Out Of Sight, Out Of Mind

Most of us recognize that most adult insects have wings. The ability to fly is, after all, one of the secrets to the success of the insect world. Yet some insects are very successful without wings. Fleas and lice come to mind.

Scientists believe that fleas and lice at one time had wings, but have lost them because these appendages weren't needed. Fleas and lice live on animals that are densely covered with hair or feathers. Insects can't fly in such an environment, and wings just made it more difficult to walk.

A few insects, on the other hand, never had wings. They are known as Apterygota — without wings. There are three orders of insects classified as Apterygota. Included in these orders are silverfish, firebrats and collembola.

Silverfish and firebrats are domestic species that inhabit our homes. Silverfish are gray, firebrats are tan or brown, and both have long antennae and three tail-like appendages. Silverfish prefer a moist area, so we encounter them in our bathrooms and under kitchen sinks.
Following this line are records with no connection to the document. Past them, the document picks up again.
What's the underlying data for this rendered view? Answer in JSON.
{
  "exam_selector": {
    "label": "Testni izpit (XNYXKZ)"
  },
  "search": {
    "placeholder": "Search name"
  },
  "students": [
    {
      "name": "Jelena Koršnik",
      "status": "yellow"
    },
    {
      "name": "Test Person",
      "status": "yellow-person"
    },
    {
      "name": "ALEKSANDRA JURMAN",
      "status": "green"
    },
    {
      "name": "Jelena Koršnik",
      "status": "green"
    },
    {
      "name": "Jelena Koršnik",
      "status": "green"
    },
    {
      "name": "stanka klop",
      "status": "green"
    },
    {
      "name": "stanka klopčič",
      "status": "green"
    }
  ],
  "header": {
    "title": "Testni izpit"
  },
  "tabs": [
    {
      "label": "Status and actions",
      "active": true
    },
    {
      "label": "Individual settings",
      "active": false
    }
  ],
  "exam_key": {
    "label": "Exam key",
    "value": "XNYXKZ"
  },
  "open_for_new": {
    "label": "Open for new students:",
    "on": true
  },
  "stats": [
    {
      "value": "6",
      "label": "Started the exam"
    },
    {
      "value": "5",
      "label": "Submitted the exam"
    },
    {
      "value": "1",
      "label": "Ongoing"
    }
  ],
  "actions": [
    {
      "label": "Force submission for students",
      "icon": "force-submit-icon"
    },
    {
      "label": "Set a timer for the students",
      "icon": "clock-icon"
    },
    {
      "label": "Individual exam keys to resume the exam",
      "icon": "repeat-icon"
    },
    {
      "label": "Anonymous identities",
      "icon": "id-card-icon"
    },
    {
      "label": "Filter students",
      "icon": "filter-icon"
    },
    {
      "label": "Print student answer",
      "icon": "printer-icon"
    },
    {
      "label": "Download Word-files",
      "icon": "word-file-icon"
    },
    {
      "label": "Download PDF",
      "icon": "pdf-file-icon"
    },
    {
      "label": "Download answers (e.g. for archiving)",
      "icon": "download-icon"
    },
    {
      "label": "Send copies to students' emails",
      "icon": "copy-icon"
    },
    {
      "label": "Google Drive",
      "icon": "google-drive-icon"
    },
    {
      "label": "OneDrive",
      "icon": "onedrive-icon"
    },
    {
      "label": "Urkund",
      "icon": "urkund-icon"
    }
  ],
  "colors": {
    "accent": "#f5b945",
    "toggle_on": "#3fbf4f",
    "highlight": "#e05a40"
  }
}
The firebrats, as the name suggests, like warm places, so they are found around fireplaces and furnaces. Both species are active and run rapidly.

The Collembola, on the other hand, go largely unnoticed by the human population, even though they may be the most common of all insects. They are unnoticed because they are small and live in leaf litter, damp soil or rotting logs. Most of us don't spend much time looking in these places, so we don't see collembola.

Collembola are commonly known as springtails. The name is based on the behavior of the little creature. Most species of Collembola have a forked structure on their abdomen that is folded forward and latched down. The structure is like a spring, and when released it projects the little creature forward — more like catapults it forward. Some springtails that are less than one-tenth of an inch in length may end up over 4 inches away following the release of the spring.

While most of us have never knowingly seen Collembola, there are hundreds of them in almost every handful of leaf litter. Sometimes they come out of hiding. Elliott Maynard, in his book "The Collembola of New York State," recounts reports of high numbers of these insects. In North Carolina, the numbers of one species were so high they formed blankets of insects inches thick. And in another instance, Collembola were so thick that locomotive engines in Switzerland could not move because smashed insects made the tracks too slick for traction.

Mostly, though, Collembola just quietly go about their job as one of nature's recycling crew, and hardly anyone notices.